My daughter has no direct information to testify to ... and neither, I'm given to understand, does our beloved blog-poster... Both are equally inadmissable here-say. No point involving the police. My understanding? The VP had the girl pinned to the cement outside his office ... and that's not coming from my daughter, it's coming from other employees at the school. If it were me? As a student, I would want the paper I had been working on returned to me, just as my classmates had theirs returned to them. In this case, it is the school's responsibility to establish that they had a legitimate right to hold on to the original ... which I'm sure they didn't. And even if I'm wrong? Rules of discovery mandate that the accused have (at least) copies of any evidence to be used against them.

As to 'returning to initiate a struggle?" You ... really can't do that. Unless she busted her way through, the VPs require appointments ... and are almost always busy. So, if that's what happened? And maybe it did? Either the VP was slacking, or there's at least one more witness who might convince me.

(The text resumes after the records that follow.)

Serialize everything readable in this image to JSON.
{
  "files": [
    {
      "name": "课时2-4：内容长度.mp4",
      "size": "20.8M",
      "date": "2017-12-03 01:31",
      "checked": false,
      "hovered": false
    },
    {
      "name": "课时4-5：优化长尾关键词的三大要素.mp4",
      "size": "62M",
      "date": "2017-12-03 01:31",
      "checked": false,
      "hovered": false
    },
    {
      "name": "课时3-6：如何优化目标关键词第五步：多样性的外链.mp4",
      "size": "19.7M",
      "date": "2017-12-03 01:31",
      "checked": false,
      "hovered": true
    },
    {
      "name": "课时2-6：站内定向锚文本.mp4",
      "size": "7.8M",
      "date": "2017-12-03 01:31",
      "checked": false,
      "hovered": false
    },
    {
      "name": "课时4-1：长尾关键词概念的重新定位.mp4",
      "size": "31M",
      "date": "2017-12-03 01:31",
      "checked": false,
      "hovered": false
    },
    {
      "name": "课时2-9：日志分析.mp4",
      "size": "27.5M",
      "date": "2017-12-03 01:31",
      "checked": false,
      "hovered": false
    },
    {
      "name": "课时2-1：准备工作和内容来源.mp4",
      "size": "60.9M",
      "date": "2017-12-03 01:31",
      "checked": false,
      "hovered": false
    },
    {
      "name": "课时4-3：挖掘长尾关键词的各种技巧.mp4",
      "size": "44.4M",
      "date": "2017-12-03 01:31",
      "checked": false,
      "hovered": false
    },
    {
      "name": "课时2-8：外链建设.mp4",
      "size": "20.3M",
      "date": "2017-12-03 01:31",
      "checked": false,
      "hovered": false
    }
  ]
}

And, I already admitted to being prejudiced ... and I don't know this administrator personally, but I do know what his boss is doing to my daughter, and I also know that for an administrative staff that generally runs four slots per year ... they've had four for whom I've had respect. ! left early for health reasons; one left because he was reasonable; and two were primary witnesses in getting me fired ... and I still respect them. But-- I don't respect how they treated other teachers (including our beloved blogmaster) And I find it easy to believe that there is a tendency to assign autoritarians s-holes to this school. And those authoritarians? My reasons for losing my job are personal and private ... but throughout the entire process they were good to me, because I was still doing my job. Well. What I don't respect is ... lashing out against teachers or students arbitrarily. I don't even know what class this student was in where the problematic essay showed up ... because no one will say. But unless she leveled a direct threat at someone or incited riot? Any action against her is unwarranted. And, put in the same position? I would have confronted the VP in any way I needed to, and if I had not initiated physical contact, I would fight back with anything I had. But... we don't know how that went down, because no one's saying what the girl wrote, what she did, or what the VP did. Therefore, your opinion is exactly as unsubstantiated as mine is. The difference is -- based on my time working at that school? I tend to believe the girl. I could be incredibly wrong... but, I don't thick I am.

Darren said...

You are. In fact, I don't know who's telling you this stuff, but your "facts" couldn't be more wrong. Seriously, honestly, truly, your "facts" could not be more wrong. You have the assignment wrong. You have the location wrong. You have the sequence of events wrong. You have the events themselves wrong. I've pointed out in previous comments how you have the law wrong.

In other words, max, your "facts" couldn't be more wrong.

maxutils said...

Okay, fine. My guess is that you have not read the paper in question, but I don't have the class wrong because I haven't mentioned it, because I don't know it. I'm guessing, too, that you did not witness the events in question (if I'm wrong about that …well, then I have to accept it) but if you didn't? Then you're basing your opinion on the same sort of second hand information than I am -- you're just believing a different faculty member.